Aquella conversación grabada permaneció entre los archivos personales de Rosenkrantz durante 40 años hasta que fue donada a la Biblioteca y Museo Morgan de Nueva York. Allí la descubrieron los editores de Magic Hour Press, quienes propusieron a la escritora transcribirla en una publicación: Peter Hujar’s Day. Se trata de un libro pequeño pero rotundo, preciso, lleno y sobre todo sonoro, donde la voz del artista atrapa desde la primera línea al lector; no solo lee sino que escucha. Y aún sabiendo que nada excepcional va a ocurrir, se mantiene hambriento de detalles, en busca de conocer las particularidades cotidianas —no siempre banales— que ocupan el día del artista.

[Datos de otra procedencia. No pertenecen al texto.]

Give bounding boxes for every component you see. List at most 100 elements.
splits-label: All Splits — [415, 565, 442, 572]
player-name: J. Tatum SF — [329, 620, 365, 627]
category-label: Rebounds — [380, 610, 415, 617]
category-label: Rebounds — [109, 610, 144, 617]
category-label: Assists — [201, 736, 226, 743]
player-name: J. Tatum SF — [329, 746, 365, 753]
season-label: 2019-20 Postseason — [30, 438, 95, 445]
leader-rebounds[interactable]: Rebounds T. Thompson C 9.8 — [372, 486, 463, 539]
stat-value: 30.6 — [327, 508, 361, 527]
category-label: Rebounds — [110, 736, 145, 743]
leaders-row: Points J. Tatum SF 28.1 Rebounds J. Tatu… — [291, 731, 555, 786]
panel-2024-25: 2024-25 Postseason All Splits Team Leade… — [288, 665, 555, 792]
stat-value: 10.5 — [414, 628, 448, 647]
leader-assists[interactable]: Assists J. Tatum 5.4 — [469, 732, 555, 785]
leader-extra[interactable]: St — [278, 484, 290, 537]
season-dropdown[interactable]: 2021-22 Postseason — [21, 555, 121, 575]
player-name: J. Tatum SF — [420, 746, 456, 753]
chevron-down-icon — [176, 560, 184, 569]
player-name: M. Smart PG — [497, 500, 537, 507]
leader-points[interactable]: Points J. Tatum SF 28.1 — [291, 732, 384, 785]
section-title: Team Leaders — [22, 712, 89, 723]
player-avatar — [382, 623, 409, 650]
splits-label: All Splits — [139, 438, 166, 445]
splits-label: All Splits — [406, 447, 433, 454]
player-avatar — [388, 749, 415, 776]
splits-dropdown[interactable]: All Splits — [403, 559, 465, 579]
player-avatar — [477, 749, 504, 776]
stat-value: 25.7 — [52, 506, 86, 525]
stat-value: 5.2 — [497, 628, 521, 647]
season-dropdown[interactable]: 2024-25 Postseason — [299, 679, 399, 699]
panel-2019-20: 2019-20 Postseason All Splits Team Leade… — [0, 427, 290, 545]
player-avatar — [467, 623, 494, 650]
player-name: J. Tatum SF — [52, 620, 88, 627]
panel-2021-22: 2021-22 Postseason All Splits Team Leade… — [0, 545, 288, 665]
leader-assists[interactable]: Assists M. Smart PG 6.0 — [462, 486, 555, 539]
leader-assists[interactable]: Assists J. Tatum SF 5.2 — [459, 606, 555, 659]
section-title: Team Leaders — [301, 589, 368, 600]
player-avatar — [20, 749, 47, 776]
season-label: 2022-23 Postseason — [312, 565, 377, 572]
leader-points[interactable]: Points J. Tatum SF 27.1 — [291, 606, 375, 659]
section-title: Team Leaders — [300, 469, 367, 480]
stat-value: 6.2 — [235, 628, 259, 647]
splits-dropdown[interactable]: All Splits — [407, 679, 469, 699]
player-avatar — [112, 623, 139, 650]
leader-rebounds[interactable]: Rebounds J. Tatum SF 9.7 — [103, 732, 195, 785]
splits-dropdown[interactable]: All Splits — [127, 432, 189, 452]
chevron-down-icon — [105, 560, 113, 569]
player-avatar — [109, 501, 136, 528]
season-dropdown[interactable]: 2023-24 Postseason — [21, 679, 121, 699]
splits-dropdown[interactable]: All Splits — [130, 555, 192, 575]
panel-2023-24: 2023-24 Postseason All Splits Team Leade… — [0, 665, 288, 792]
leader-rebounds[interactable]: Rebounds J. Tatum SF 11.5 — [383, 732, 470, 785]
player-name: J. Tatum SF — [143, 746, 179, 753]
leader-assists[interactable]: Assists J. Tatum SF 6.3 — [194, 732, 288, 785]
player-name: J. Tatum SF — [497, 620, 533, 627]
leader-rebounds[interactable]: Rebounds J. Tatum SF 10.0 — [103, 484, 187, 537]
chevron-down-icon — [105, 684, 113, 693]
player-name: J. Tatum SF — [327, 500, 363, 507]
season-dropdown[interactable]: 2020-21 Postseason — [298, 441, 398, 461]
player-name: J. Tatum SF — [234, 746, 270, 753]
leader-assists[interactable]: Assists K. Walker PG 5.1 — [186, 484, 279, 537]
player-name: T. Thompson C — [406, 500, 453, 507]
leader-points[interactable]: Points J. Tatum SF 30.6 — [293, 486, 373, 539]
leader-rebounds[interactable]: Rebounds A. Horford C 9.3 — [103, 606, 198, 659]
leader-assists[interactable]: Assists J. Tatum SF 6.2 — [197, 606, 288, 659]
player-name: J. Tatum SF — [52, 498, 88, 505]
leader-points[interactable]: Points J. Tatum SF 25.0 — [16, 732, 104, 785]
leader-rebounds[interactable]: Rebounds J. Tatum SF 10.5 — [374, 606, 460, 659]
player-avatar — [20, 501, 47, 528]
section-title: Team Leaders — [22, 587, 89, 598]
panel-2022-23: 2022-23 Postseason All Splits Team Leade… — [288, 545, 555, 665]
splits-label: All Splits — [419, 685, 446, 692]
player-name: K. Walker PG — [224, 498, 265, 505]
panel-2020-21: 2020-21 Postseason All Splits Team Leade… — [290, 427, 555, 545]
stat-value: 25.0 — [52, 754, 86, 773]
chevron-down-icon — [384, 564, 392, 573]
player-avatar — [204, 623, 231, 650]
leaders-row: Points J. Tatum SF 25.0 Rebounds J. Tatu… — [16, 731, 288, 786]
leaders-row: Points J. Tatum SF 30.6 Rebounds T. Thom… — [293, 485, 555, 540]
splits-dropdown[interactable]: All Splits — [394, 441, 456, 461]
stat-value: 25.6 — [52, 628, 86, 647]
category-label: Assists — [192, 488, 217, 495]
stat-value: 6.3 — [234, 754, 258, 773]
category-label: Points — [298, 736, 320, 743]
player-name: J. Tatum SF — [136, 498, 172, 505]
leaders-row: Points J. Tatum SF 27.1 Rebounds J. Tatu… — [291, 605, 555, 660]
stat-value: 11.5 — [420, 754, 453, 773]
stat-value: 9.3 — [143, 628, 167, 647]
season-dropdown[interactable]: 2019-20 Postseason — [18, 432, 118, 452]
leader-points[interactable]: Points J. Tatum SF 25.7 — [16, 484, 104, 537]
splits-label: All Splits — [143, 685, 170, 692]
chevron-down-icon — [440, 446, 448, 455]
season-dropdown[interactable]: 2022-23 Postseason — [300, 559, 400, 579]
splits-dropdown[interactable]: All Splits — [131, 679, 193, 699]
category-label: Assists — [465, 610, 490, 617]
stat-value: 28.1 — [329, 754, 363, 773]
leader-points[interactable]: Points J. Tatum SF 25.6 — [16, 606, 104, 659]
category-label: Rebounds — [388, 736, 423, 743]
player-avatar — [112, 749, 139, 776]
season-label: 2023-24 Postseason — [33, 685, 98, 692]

Una narración salpicada de sorna que arropa con su íntima calidez.
El relato comienza a las nueve de la mañana, cuando una llamada de teléfono despierta al fotógrafo, que no había oído el despertador. Es Jacqueline de Mornay, la sofisticada redactora jefa de la revista Elle, a punto de llegar al apartamento del 189 de la Segunda Avenida esquina con la Calle Segunda, justo encima del Eden Theatre, hoy conocido como la sala de cine Village East. Precavido el artista, dejará la cama bien hecha fantaseando con la idea de ser seducido. “Sería fantástico, justo por la mañana, muy francés”. Pero lejos de deshacer su cama la francesa partirá con los retratos destinados a ilustrar un reportaje de cuatro páginas de Lauren Hutton. Sin tan siquiera pactar con el fotógrafo sus honorarios. La memoria del fotógrafo “es visual; su ritmo deliberado y pausado; su tono auténtico y preciso. Y si usted está leyendo por diversión, continúe”, escribe Stephen Koch, escritor, historiador y amigo del fotógrafo, en el prólogo del libro. “El supuestamente taciturno Hujar emerge como un buen chismoso e hipnótico narrador de historias”. Orgulloso al tiempo que modesto, Hujar nunca alardeó de sus contactos. Sin embargo, en el transcurso de menos de veinticuatro horas tendremos noticias de Susan Sontag (quien escribiría el prólogo de Portraits in Life and Death, el único libro publicado por el artista en vida) de Vince Aletti, de Fran Lebowitz, de Paul Thek, de Tuli Kupferberg, de Janet Flanner, de William Burroughs, de Christopher Makos, y otros muchos protagonistas del demimonde del Lower East End.
Es la figura de Allen Ginsberg, entonces un símbolo de la vieja bohemia, la que más protagonismo cobra en el relato. El poeta beat vivía a dos manzanas de la casa de fotógrafo, en la parte más sórdida y peligrosa del barrio. Zona que conseguía intimidar al joven fotógrafo y a la que se dirige con el fin de retratar al artista para The New York Times. Una sesión poco grata que duró dos horas, durante la cual el icónico autor se mostrará indiferente ante el joven artista —a quien confundirá con un defensor de su odiado Establishment—. Displicente, posará al lado de un incendiado edificio donde en su día estuvo la librería Peace Eye, centro cultural de reunión de pacifistas y del grupo The Fugs, antes de continuar con sus cánticos litúrgicos en posición de loto. “Y realmente pensé, ciertamente no puedo interrumpir a Dios”, se explayaba el fotógrafo con Rosenkrantz.